Sailing into the End Times
And so it is written that in 2009, Miami embarked upon its slippery journey to the slimy bottom of the Atlantic Ocean — where it will become wedged among the lost city of Atlantis, the Castro brothers' secret lair, and Governor Crist's barnacle-bitten heterosexuality.
And when the last air bubble pops over our submerging city, there might be nobody left to write a thousand words about it the next day. Roughly one-third of Miami Herald reporters have already become adjunct English professors at Iowa community colleges, and the dailies in Broward and Palm Beach counties have resorted to massive layoffs as well. Local TV news stations are struggling to pay their monthly wrinkle-cream bills, and the formerly formidable alt-weekly SunPost is staggering like Kimbo Slice in a 12-round cage match.
The news items escorting us out of the year were as apocalyptic as ever. The posh Epic Hotel was forced to boot 400 tourists after an outbreak of Legionnaires' disease — a throwback affliction to the days when bums wore barrels and moonshine was illegal — claimed the life of one guest and sickened two others. An alert was issued for a yarmulke-wearing burglar wanted for raiding Miami houses of worship. And in perhaps the clearest signal yet that the cosmos has been knocked wildly off-kilter, the Dolphins still have a teensy-weensy chance of making the playoffs.
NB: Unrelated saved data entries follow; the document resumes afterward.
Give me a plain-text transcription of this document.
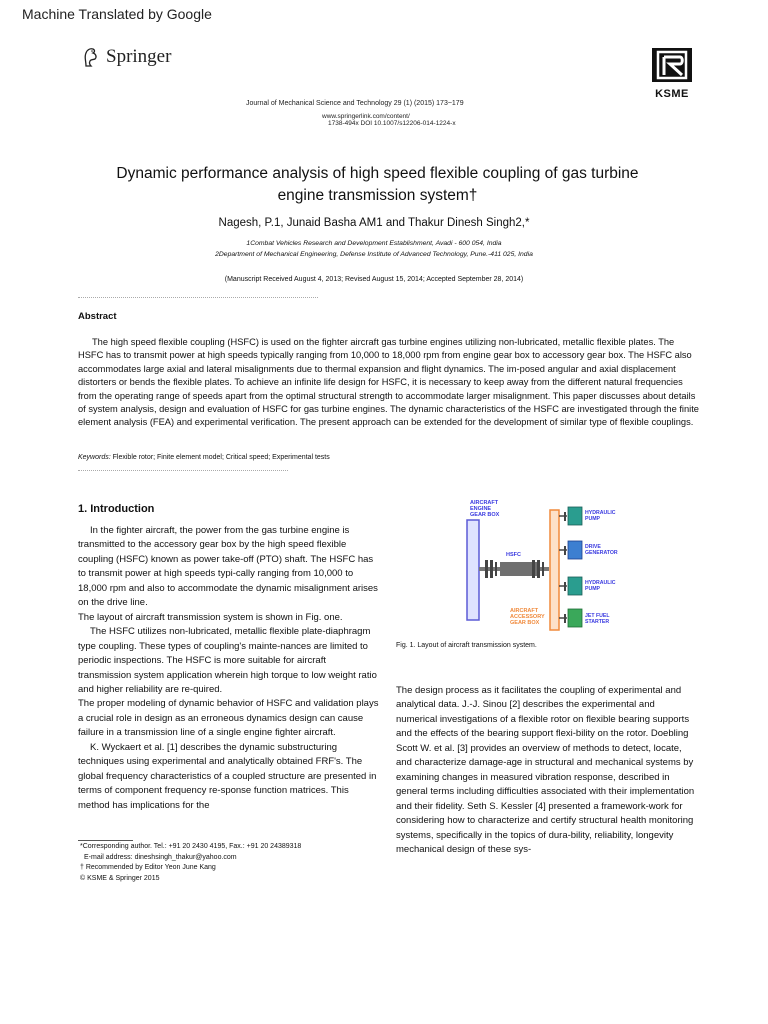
Machine Translated by Google
Springer
KSME
Journal of Mechanical Science and Technology 29 (1) (2015) 173~179
www.springerlink.com/content/
1738-494x DOI 10.1007/s12206-014-1224-x
Dynamic performance analysis of high speed flexible coupling of gas turbine engine transmission system†
Nagesh, P.1, Junaid Basha AM1 and Thakur Dinesh Singh2,*
1Combat Vehicles Research and Development Establishment, Avadi - 600 054, India
2Department of Mechanical Engineering, Defense Institute of Advanced Technology, Pune.-411 025, India
(Manuscript Received August 4, 2013; Revised August 15, 2014; Accepted September 28, 2014)
Abstract
The high speed flexible coupling (HSFC) is used on the fighter aircraft gas turbine engines utilizing non-lubricated, metallic flexible plates. The HSFC has to transmit power at high speeds typically ranging from 10,000 to 18,000 rpm from engine gear box to accessory gear box. The HSFC also accommodates large axial and lateral misalignments due to thermal expansion and flight dynamics. The im-posed angular and axial displacement distorters or bends the flexible plates. To achieve an infinite life design for HSFC, it is necessary to keep away from the different natural frequencies from the operating range of speeds apart from the optimal structural strength to accommodate larger misalignment. This paper discusses about details of system analysis, design and evaluation of HSFC for gas turbine engines. The dynamic characteristics of the HSFC are investigated through the finite element analysis (FEA) and experimental verification. The present approach can be extended for the development of similar type of flexible couplings.
Keywords: Flexible rotor; Finite element model; Critical speed; Experimental tests
1. Introduction

In the fighter aircraft, the power from the gas turbine engine is transmitted to the accessory gear box by the high speed flexible coupling (HSFC) known as power take-off (PTO) shaft. The HSFC has to transmit power at high speeds typi-cally ranging from 10,000 to 18,000 rpm and also to accommodate the dynamic misalignment arises on the drive line.

The layout of aircraft transmission system is shown in Fig. one.

The HSFC utilizes non-lubricated, metallic flexible plate-diaphragm type coupling. These types of coupling's mainte-nances are limited to periodic inspections. The HSFC is more suitable for aircraft transmission system application wherein high torque to low weight ratio and higher reliability are re-quired.

The proper modeling of dynamic behavior of HSFC and validation plays a crucial role in design as an erroneous dynamics design can cause failure in a transmission line of a single engine fighter aircraft.

K. Wyckaert et al. [1] describes the dynamic substructuring techniques using experimental and analytically obtained FRF's. The global frequency characteristics of a coupled structure are presented in terms of component frequency re-sponse function matrices. This method has implications for the

AIRCRAFT
ENGINE
GEAR BOX
HSFC
AIRCRAFT
ACCESSORY
GEAR BOX
HYDRAULIC
PUMP
DRIVE
GENERATOR
HYDRAULIC
PUMP
JET FUEL
STARTER
Fig. 1. Layout of aircraft transmission system.
The design process as it facilitates the coupling of experimental and analytical data. J.-J. Sinou [2] describes the experimental and numerical investigations of a flexible rotor on flexible bearing supports and the effects of the bearing support flexi-bility on the rotor. Doebling Scott W. et al. [3] provides an overview of methods to detect, locate, and characterize damage-age in structural and mechanical systems by examining changes in measured vibration response, described in general terms including difficulties associated with their implementation and their fidelity. Seth S. Kessler [4] presented a framework-work for considering how to characterize and certify structural health monitoring systems, specifically in the topics of dura-bility, reliability, longevity mechanical design of these sys-
*Corresponding author. Tel.: +91 20 2430 4195, Fax.: +91 20 24389318
E-mail address: dineshsingh_thakur@yahoo.com
† Recommended by Editor Yeon June Kang
© KSME & Springer 2015
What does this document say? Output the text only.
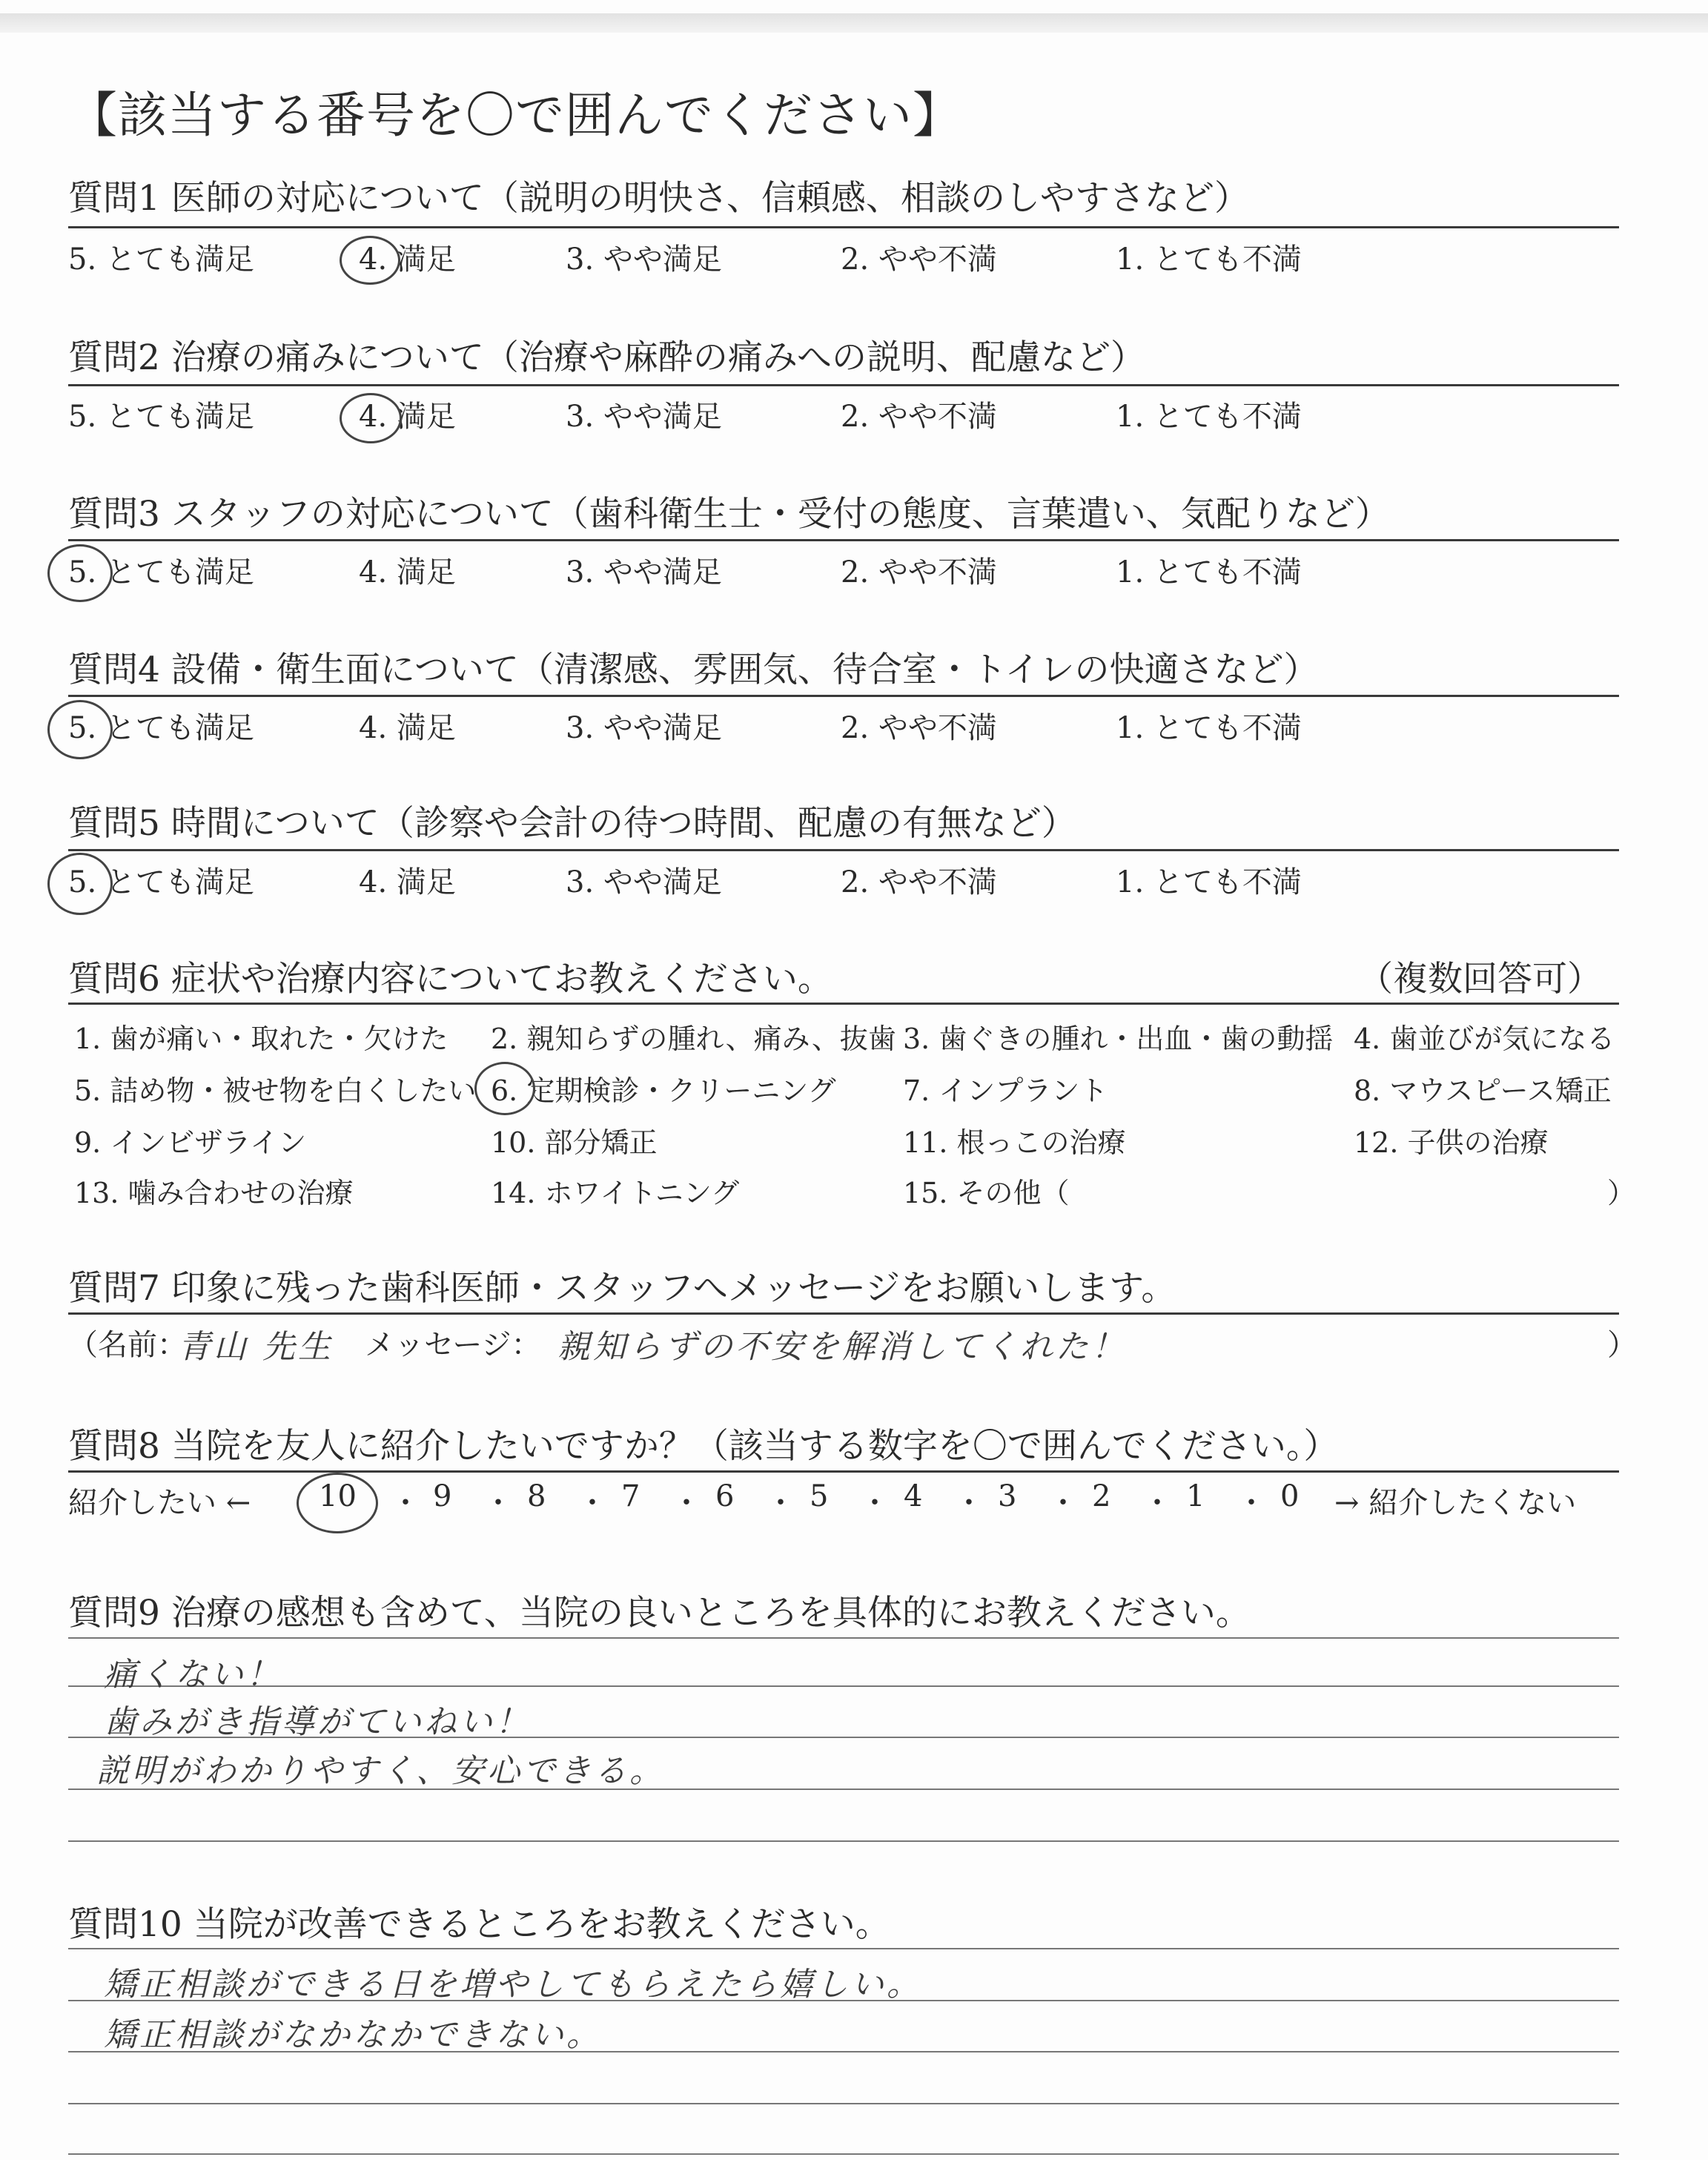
【該当する番号を〇で囲んでください】
質問1 医師の対応について（説明の明快さ、信頼感、相談のしやすさなど）
5. とても満足	4. 満足	3. やや満足	2. やや不満	1. とても不満
質問2 治療の痛みについて（治療や麻酔の痛みへの説明、配慮など）
5. とても満足	4. 満足	3. やや満足	2. やや不満	1. とても不満
質問3 スタッフの対応について（歯科衛生士・受付の態度、言葉遣い、気配りなど）
5. とても満足	4. 満足	3. やや満足	2. やや不満	1. とても不満
質問4 設備・衛生面について（清潔感、雰囲気、待合室・トイレの快適さなど）
5. とても満足	4. 満足	3. やや満足	2. やや不満	1. とても不満
質問5 時間について（診察や会計の待つ時間、配慮の有無など）
5. とても満足	4. 満足	3. やや満足	2. やや不満	1. とても不満
質問6 症状や治療内容についてお教えください。	（複数回答可）
1. 歯が痛い・取れた・欠けた 2. 親知らずの腫れ、痛み、抜歯 3. 歯ぐきの腫れ・出血・歯の動揺 4. 歯並びが気になる
5. 詰め物・被せ物を白くしたい 6. 定期検診・クリーニング 7. インプラント	8. マウスピース矯正
9. インビザライン	10. 部分矯正	11. 根っこの治療	12. 子供の治療
13. 噛み合わせの治療	14. ホワイトニング	15. その他（	）
質問7 印象に残った歯科医師・スタッフへメッセージをお願いします。
（名前：
青山 先生 メッセージ： 親知らずの不安を解消してくれた！	）
質問8 当院を友人に紹介したいですか？（該当する数字を〇で囲んでください。）
紹介したい ← 10 ・ 9 ・ 8 ・ 7 ・ 6 ・ 5 ・ 4 ・ 3 ・ 2 ・ 1 ・ 0 → 紹介したくない
質問9 治療の感想も含めて、当院の良いところを具体的にお教えください。
痛くない！
歯みがき指導がていねい！
説明がわかりやすく、安心できる。
質問10 当院が改善できるところをお教えください。
矯正相談ができる日を増やしてもらえたら嬉しい。
矯正相談がなかなかできない。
The year's final month did include one pleasant news item, though, a nice bit of feel-good frivolity of the sort that's been in extremely short supply of late. In mid-December, the world's largest cruise ship, Oasis of the Seas, departed a South Florida dock on its maiden voyage. Hundreds of locals took short breaks from the bread line to pack the harbor, waving dirty rags and screaming huzzahs as the boat chugged out to sea.
Somewhere a few knots out, an iceberg lurks.